In Duke classrooms, the Grammy win creates space to examine globalization, genre formation, and the relationship between language and power not as abstract theories, but as lived realities shaping what students hear and value.
“Students don’t need a Grammy to validate their languages or traditions,” Enríquez said. “But global recognition of Spanish language music can influence future generations of researchers, especially as universities reassess curricula and canons of what is considered worthy of critical study.”
She emphasizes how meaningful this can be for Duke’s Latine students, who benefit from engaging critically with music that reflects their cultural contexts in an everyday, relational way.
The moment also invites deeper classroom conversations about colonialism, imperialism and extraction — forces that have long shaped which sounds circulate widely, and which are marginalized. Enríquez points to Bad Bunny’s “El Apagón” as a striking teaching example: What begins as a dance track unfolds into a critique of Puerto Rico’s energy crisis, privatization and ongoing colonial condition.
“‘El Apagón’ reminds listeners that the party and the politics are inseparable,” she said. “It carries the realities of blackouts after Hurricane Maria, displacement and U.S. corporate extraction on the island.”
That layering reflects reggaeton’s longer history, which scholars trace to reggae en español among Black Panamanian artists, shaped by canal labor, Caribbean migration and U.S. imperial presence. The genre flourished through underground networks across Panama, Puerto Rico and the Caribbean long before U.S. mainstream recognition.
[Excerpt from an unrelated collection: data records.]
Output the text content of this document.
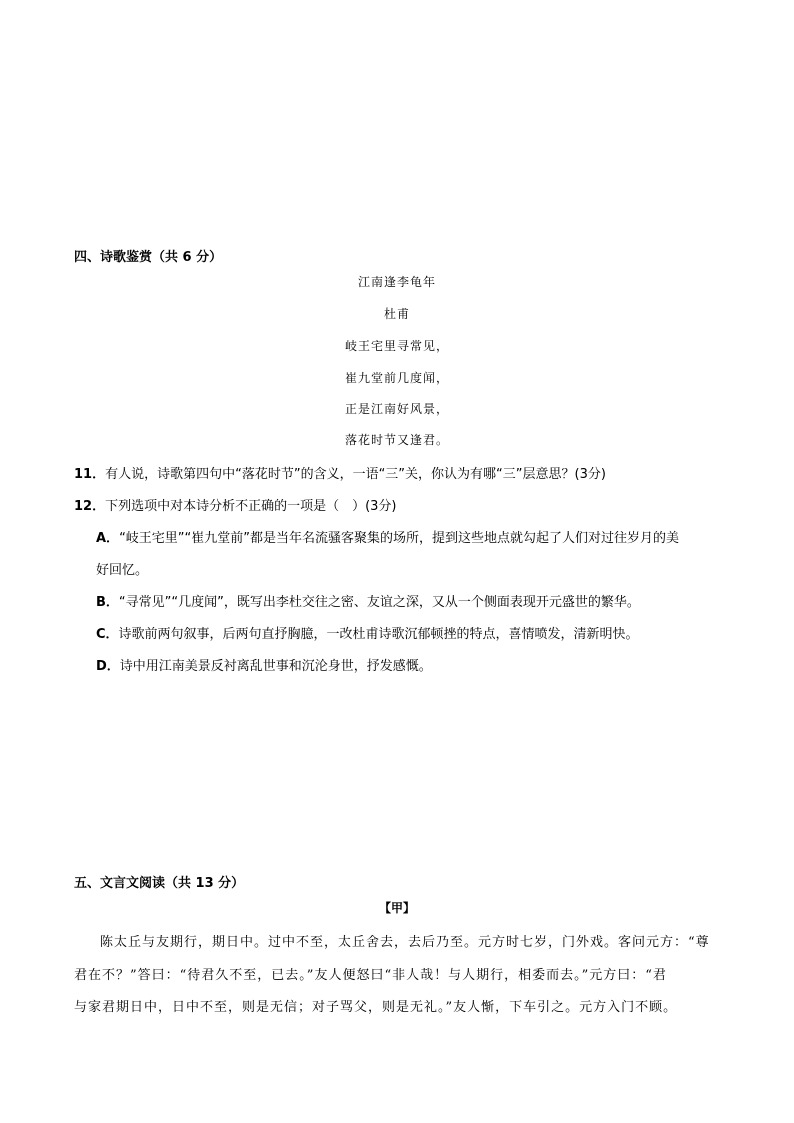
四、诗歌鉴赏（共 6 分）
江南逢李龟年
杜甫
岐王宅里寻常见，
崔九堂前几度闻，
正是江南好风景，
落花时节又逢君。
11．有人说，诗歌第四句中“落花时节”的含义，一语“三”关，你认为有哪“三”层意思？(3分)
12．下列选项中对本诗分析不正确的一项是（　）(3分)
A．“岐王宅里”“崔九堂前”都是当年名流骚客聚集的场所，提到这些地点就勾起了人们对过往岁月的美
好回忆。
B．“寻常见”“几度闻”，既写出李杜交往之密、友谊之深，又从一个侧面表现开元盛世的繁华。
C．诗歌前两句叙事，后两句直抒胸臆，一改杜甫诗歌沉郁顿挫的特点，喜情喷发，清新明快。
D．诗中用江南美景反衬离乱世事和沉沦身世，抒发感慨。
五、文言文阅读（共 13 分）
【甲】
陈太丘与友期行，期日中。过中不至，太丘舍去，去后乃至。元方时七岁，门外戏。客问元方：“尊
君在不？”答曰：“待君久不至，已去。”友人便怒曰“非人哉！与人期行，相委而去。”元方曰：“君
与家君期日中，日中不至，则是无信；对子骂父，则是无礼。”友人惭，下车引之。元方入门不顾。
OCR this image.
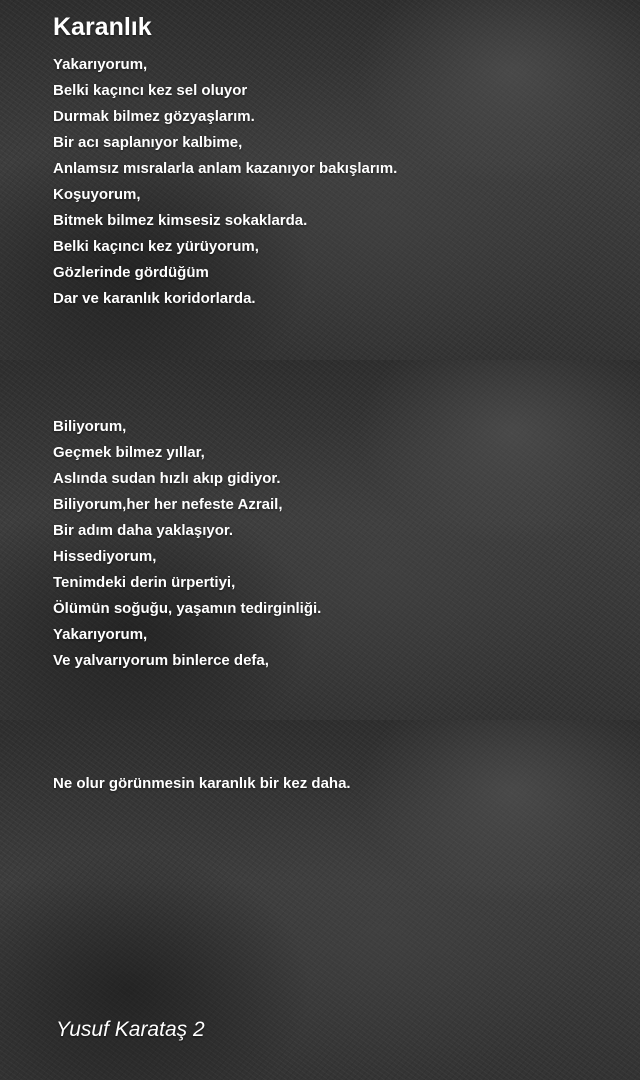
Karanlık
Yakarıyorum,
Belki kaçıncı kez sel oluyor
Durmak bilmez gözyaşlarım.
Bir acı saplanıyor kalbime,
Anlamsız mısralarla anlam kazanıyor bakışlarım.
Koşuyorum,
Bitmek bilmez kimsesiz sokaklarda.
Belki kaçıncı kez yürüyorum,
Gözlerinde gördüğüm
Dar ve karanlık koridorlarda.
Biliyorum,
Geçmek bilmez yıllar,
Aslında sudan hızlı akıp gidiyor.
Biliyorum,her her nefeste Azrail,
Bir adım daha yaklaşıyor.
Hissediyorum,
Tenimdeki derin ürpertiyi,
Ölümün soğuğu, yaşamın tedirginliği.
Yakarıyorum,
Ve yalvarıyorum binlerce defa,
Ne olur görünmesin karanlık bir kez daha.
Yusuf Karataş 2
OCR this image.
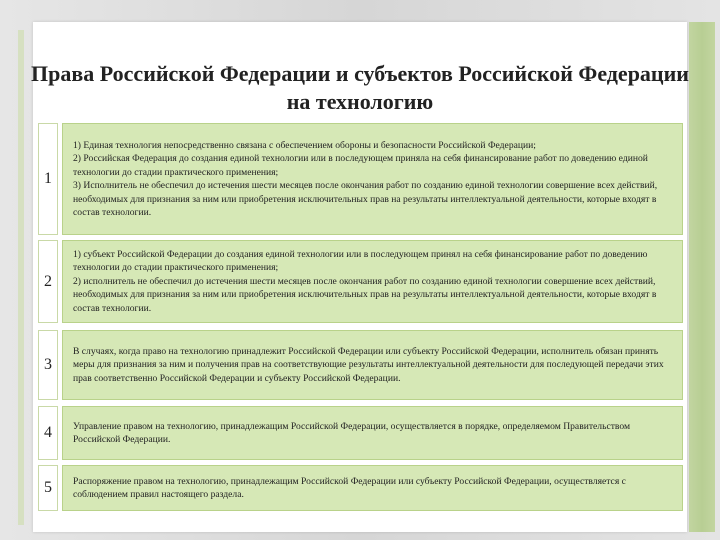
Права Российской Федерации и субъектов Российской Федерации на технологию
1
1) Единая технология непосредственно связана с обеспечением обороны и безопасности Российской Федерации;
2) Российская Федерация до создания единой технологии или в последующем приняла на себя финансирование работ по доведению единой технологии до стадии практического применения;
3) Исполнитель не обеспечил до истечения шести месяцев после окончания работ по созданию единой технологии совершение всех действий, необходимых для признания за ним или приобретения исключительных прав на результаты интеллектуальной деятельности, которые входят в состав технологии.
2
1) субъект Российской Федерации до создания единой технологии или в последующем принял на себя финансирование работ по доведению технологии до стадии практического применения;
2) исполнитель не обеспечил до истечения шести месяцев после окончания работ по созданию единой технологии совершение всех действий, необходимых для признания за ним или приобретения исключительных прав на результаты интеллектуальной деятельности, которые входят в состав технологии.
3
В случаях, когда право на технологию принадлежит Российской Федерации или субъекту Российской Федерации, исполнитель обязан принять меры для признания за ним и получения прав на соответствующие результаты интеллектуальной деятельности для последующей передачи этих прав соответственно Российской Федерации и субъекту Российской Федерации.
4	Управление правом на технологию, принадлежащим Российской Федерации, осуществляется в порядке, определяемом Правительством Российской Федерации.
5	Распоряжение правом на технологию, принадлежащим Российской Федерации или субъекту Российской Федерации, осуществляется с соблюдением правил настоящего раздела.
“Reggaeton didn’t need the United States to be culturally vital,” Enríquez said. “Caribbean and Black diasporic communities built musical networks and audiences across Latin America. What U.S. commercialization changed was not the music’s value, but its profitability. Power structures determine when a genre becomes lucrative, not when it becomes meaningful.”
This imbalance extends beyond reggaeton. Many Latin American musical traditions predate the recording industry itself and function as living archives of colonization, racialization, forced migration and resistance. Yet in classrooms, Enríquez notes, they are often framed as folkloric or supplemental, while blues, jazz and pop are positioned as the foundation of “American” music.
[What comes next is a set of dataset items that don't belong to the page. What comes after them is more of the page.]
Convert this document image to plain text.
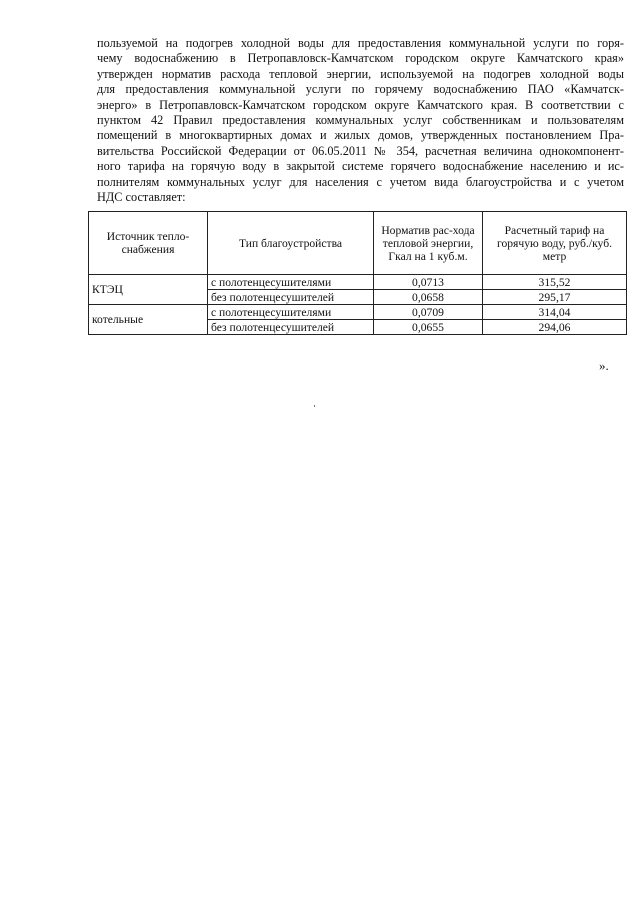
пользуемой на подогрев холодной воды для предоставления коммунальной услуги по горя-
чему водоснабжению в Петропавловск-Камчатском городском округе Камчатского края»
утвержден норматив расхода тепловой энергии, используемой на подогрев холодной воды
для предоставления коммунальной услуги по горячему водоснабжению ПАО «Камчатск-
энерго» в Петропавловск-Камчатском городском округе Камчатского края. В соответствии с
пунктом 42 Правил предоставления коммунальных услуг собственникам и пользователям
помещений в многоквартирных домах и жилых домов, утвержденных постановлением Пра-
вительства Российской Федерации от 06.05.2011 № 354, расчетная величина однокомпонент-
ного тарифа на горячую воду в закрытой системе горячего водоснабжение населению и ис-
полнителям коммунальных услуг для населения с учетом вида благоустройства и с учетом
НДС составляет:

Источник тепло-снабжения	Тип благоустройства	Норматив рас-хода тепловой энергии, Гкал на 1 куб.м.	Расчетный тариф на горячую воду, руб./куб. метр
КТЭЦ	с полотенцесушителями	0,0713	315,52
	без полотенцесушителей	0,0658	295,17
котельные	с полотенцесушителями	0,0709	314,04
	без полотенцесушителей	0,0655	294,06
».
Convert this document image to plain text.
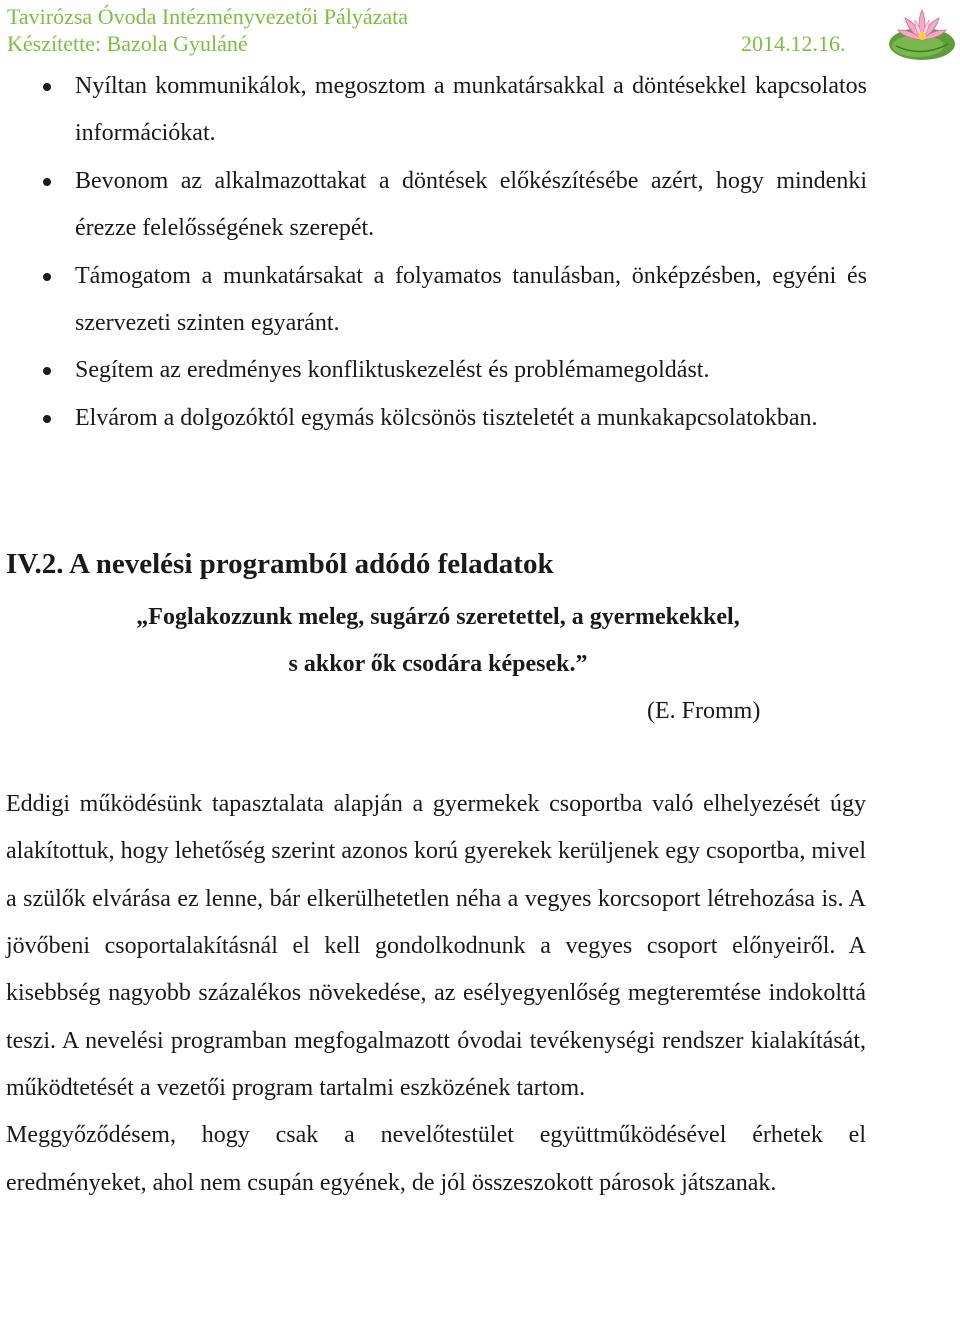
Tavirózsa Óvoda Intézményvezetői Pályázata
Készítette: Bazola Gyuláné	2014.12.16.
Nyíltan kommunikálok, megosztom a munkatársakkal a döntésekkel kapcsolatos információkat.
Bevonom az alkalmazottakat a döntések előkészítésébe azért, hogy mindenki érezze felelősségének szerepét.
Támogatom a munkatársakat a folyamatos tanulásban, önképzésben, egyéni és szervezeti szinten egyaránt.
Segítem az eredményes konfliktuskezelést és problémamegoldást.
Elvárom a dolgozóktól egymás kölcsönös tiszteletét a munkakapcsolatokban.
IV.2. A nevelési programból adódó feladatok
„Foglakozzunk meleg, sugárzó szeretettel, a gyermekekkel,
s akkor ők csodára képesek.”
(E. Fromm)

Eddigi működésünk tapasztalata alapján a gyermekek csoportba való elhelyezését úgy alakítottuk, hogy lehetőség szerint azonos korú gyerekek kerüljenek egy csoportba, mivel a szülők elvárása ez lenne, bár elkerülhetetlen néha a vegyes korcsoport létrehozása is. A jövőbeni csoportalakításnál el kell gondolkodnunk a vegyes csoport előnyeiről. A kisebbség nagyobb százalékos növekedése, az esélyegyenlőség megteremtése indokolttá teszi. A nevelési programban megfogalmazott óvodai tevékenységi rendszer kialakítását, működtetését a vezetői program tartalmi eszközének tartom.

Meggyőződésem, hogy csak a nevelőtestület együttműködésével érhetek el eredményeket, ahol nem csupán egyének, de jól összeszokott párosok játszanak.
From this perspective, the historic Grammy win is not simply about a Latino artist’s breakthrough. Where Spanish language music is often framed as foreign — as something “crossing over” into American culture — Bad Bunny’s win highlights the visibility of a Puerto Rican artist who is fully American.
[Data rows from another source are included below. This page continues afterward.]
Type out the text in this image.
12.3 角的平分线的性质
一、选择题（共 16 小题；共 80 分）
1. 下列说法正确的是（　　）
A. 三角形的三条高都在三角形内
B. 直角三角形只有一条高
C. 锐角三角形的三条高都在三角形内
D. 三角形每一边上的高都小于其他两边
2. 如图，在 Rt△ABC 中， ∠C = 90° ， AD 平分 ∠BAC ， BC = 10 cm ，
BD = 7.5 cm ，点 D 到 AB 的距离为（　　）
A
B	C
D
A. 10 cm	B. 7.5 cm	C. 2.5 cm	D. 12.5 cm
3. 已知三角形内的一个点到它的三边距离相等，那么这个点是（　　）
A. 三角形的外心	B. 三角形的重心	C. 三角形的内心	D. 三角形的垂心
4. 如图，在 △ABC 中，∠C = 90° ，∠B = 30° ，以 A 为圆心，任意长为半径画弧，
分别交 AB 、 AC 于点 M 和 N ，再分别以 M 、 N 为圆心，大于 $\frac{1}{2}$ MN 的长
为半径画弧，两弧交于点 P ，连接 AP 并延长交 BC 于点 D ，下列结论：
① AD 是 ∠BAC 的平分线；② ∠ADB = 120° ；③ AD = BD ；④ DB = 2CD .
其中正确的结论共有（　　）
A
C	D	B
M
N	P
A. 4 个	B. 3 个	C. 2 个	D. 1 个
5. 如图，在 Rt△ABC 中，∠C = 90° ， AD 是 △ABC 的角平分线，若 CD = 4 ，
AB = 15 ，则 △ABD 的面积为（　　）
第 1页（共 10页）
“What exactly is there to cross over into,” Enríquez asked, “when Spanish language music already connects the Americas?”
Bad Bunny’s success also complicates assumptions about language. While Spanish language music gains visibility, Enríquez cautions against treating Spanish as neutral.
“Spanish is a colonial language,” she said. “Indigenous language traditions across the Americas — Náhuatl, Zapotec, Quechua, Taíno continuities and many others — remain even more marginalized within global media systems.”
In her teaching, Enríquez uses moments like this to challenge students to think critically about listening itself. Her courses examine how genres such as Tejano music, nueva canción and son jarocho circulate through migration, media and diaspora, and how power determines which sounds are amplified or dismissed.
“We tend to treat listening as passive,” she said. “But listening is shaped by history, language and race — by what we’ve been taught to value and what we’ve been taught to tune out.”
Through initiatives like Duke’s new music minor and the Listening Lab, Enríquez encourages students to slow down and ask foundational questions: What does it mean to listen to a language you don’t know? Who has historically been required to translate themselves, and who has not?
“What we’re witnessing isn’t the arrival of something new,” Enríquez said. “It’s a recalibration of what we accept as dominant culture. Music from across the Americas has always shaped this country’s soundscape. Latin music has always been American music. We’re just finally being asked to hear it that way.”
Enríquez hopes to teach a Bad Bunny–focused course at Duke, building on her popular class, Selena: Music, Media, and the Mexican American Experience.